Alors que la discussion porte sur les réactions de différentes personnalités politiques, et sur le climat de ces dernières semaines, tout commence par une intervention de Laurent Joffrin qui va (sans doute involontairement) remettre dix pièces dans la machine :
- Laurent Joffrin : Les pouvoirs publics doivent quand même répéter, comme je le fais pour la 22 000ème fois que la masse des musulmans, comme ceux de cette mosquée, n’ont rien à voir avec les attentats et avec la violence terroriste. Rien du tout.
- Olivier Truchot : Mais ça c’est dit Laurent, dit et redit ! C’est dit par les présidents successifs, Hollande, Macron !
- Laurent Joffrin : Mais à chaque fois, il y a une partie de la droite et de l’extrême droite qui disent : « Ce sont des naïfs, […] ils n’osent pas remettre en cause […] le "communautarisme" ». C’est un mot très flou, et en fait la plupart des gens qui dénoncent le « communautarisme », c’est pour dénoncer les musulmans.
- Bruno Jeudy : Oui mais alors à ce moment-là Laurent, la mise en garde contre le communautarisme, c’est aussi le fait d’Emmanuel Macron. […]
- Olivier Truchot : C’est Macron aujourd’hui même qui a dit : « Il faut lutter contre le communautarisme », et il l’a dit aux musulmans, donc voyez ! Il a demandé qu’il fallait être plus offensif.
Et c’est ainsi que le débat déraille. Oublieux de l’objet même de la discussion, les intervenants vont reprendre, comme en pilote automatique, le cours des débats hystérisés auxquels nous avons assistés pendant près d’un mois autour du voile ou de la « société de vigilance » [1]. Les propos des uns alimentent les propos des autres et personne n’alerte sur la sortie de route.
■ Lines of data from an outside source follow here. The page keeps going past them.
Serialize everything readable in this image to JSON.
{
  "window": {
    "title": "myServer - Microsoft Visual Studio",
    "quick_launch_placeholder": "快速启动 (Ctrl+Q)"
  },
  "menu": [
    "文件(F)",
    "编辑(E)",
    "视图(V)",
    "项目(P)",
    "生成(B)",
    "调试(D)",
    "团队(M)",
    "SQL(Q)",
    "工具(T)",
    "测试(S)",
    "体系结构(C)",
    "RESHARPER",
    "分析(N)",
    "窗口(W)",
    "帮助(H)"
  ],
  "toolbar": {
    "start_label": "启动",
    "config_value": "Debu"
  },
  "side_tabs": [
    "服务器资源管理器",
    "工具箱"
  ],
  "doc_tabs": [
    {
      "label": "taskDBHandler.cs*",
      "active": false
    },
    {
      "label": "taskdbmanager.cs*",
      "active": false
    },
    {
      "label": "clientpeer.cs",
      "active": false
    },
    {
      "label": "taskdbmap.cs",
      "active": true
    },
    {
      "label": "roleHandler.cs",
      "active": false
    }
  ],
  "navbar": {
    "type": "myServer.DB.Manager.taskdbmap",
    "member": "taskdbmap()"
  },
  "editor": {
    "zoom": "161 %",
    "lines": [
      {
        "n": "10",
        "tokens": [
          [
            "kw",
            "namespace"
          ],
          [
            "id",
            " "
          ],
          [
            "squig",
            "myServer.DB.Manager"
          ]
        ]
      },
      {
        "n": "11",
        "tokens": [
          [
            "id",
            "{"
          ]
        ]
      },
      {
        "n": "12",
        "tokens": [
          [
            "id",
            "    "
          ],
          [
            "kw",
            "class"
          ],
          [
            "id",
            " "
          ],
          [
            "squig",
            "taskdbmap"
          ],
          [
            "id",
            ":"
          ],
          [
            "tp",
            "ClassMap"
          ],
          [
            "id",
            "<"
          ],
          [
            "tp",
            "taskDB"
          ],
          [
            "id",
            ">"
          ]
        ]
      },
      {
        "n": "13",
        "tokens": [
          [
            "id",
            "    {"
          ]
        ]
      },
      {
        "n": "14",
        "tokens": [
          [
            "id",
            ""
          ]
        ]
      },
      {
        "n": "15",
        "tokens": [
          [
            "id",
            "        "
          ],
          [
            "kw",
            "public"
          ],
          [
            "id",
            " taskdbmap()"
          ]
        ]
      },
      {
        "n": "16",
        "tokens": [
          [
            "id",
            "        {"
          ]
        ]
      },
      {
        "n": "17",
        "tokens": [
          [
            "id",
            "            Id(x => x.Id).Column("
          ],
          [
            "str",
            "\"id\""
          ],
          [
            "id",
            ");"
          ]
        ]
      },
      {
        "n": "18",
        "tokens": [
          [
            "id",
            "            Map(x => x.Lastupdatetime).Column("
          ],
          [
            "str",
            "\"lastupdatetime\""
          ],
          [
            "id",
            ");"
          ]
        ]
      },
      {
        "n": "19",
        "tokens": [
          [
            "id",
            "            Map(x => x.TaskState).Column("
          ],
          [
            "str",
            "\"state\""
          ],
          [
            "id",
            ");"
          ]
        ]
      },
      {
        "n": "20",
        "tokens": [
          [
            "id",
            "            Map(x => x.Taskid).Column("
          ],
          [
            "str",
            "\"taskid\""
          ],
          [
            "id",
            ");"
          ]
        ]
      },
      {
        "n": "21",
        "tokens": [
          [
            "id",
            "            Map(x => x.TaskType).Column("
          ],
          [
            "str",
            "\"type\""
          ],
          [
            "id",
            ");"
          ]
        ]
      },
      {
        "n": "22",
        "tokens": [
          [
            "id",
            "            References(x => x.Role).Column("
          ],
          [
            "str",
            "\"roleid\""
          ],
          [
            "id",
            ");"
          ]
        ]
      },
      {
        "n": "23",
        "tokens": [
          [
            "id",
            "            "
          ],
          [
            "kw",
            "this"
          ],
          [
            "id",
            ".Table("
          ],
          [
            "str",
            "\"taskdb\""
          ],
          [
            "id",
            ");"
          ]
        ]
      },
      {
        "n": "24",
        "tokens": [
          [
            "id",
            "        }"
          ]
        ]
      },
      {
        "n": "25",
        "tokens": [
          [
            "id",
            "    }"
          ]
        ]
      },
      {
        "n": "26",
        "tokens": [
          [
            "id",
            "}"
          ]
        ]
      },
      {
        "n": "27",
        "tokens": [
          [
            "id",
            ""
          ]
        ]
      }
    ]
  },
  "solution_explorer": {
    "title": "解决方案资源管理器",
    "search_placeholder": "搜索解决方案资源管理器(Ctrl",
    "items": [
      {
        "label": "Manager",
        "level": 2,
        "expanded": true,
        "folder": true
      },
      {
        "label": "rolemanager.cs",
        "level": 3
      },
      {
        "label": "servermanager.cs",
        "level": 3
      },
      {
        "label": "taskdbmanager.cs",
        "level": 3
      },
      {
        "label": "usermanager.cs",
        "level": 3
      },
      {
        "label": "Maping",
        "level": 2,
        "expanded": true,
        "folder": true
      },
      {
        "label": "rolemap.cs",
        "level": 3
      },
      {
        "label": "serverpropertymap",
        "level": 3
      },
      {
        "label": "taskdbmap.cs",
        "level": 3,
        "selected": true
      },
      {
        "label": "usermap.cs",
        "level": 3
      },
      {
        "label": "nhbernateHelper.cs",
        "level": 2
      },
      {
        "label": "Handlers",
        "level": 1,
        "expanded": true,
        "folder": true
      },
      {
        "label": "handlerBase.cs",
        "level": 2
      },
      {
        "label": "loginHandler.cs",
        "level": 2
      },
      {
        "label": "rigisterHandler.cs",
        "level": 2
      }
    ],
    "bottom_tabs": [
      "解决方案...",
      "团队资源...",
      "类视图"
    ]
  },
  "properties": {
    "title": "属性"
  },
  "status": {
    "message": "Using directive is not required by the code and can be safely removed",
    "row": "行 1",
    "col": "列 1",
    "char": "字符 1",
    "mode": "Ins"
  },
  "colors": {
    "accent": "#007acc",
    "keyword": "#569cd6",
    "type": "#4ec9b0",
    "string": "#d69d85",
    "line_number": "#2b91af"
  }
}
Gilles Clavreul s’empresse ainsi de mentionner que « les présidents successifs insistent très fortement » sur la nécessité de ne pas faire d’amalgames entre le terrorisme et l’immense majorité des musulmans. Quel était le sujet de départ, rappelez-nous ? Un attentat contre une mosquée et deux fidèles. Merci. Puis Laurent Joffrin embraye, et Olivier Truchot saisit la perche :
- Laurent Joffrin : Il faut définir aussi, ça veut dire quoi « communautarisme » ?
- Olivier Truchot : Bah c’est les gens qui se séparent de la République en vivant entre eux et en renonçant finalement à suivre ses règles, qui se séparent en quelque sorte de la République et des valeurs de la République. Et qui pensent que ces valeurs sont supérieures aux valeurs de la République.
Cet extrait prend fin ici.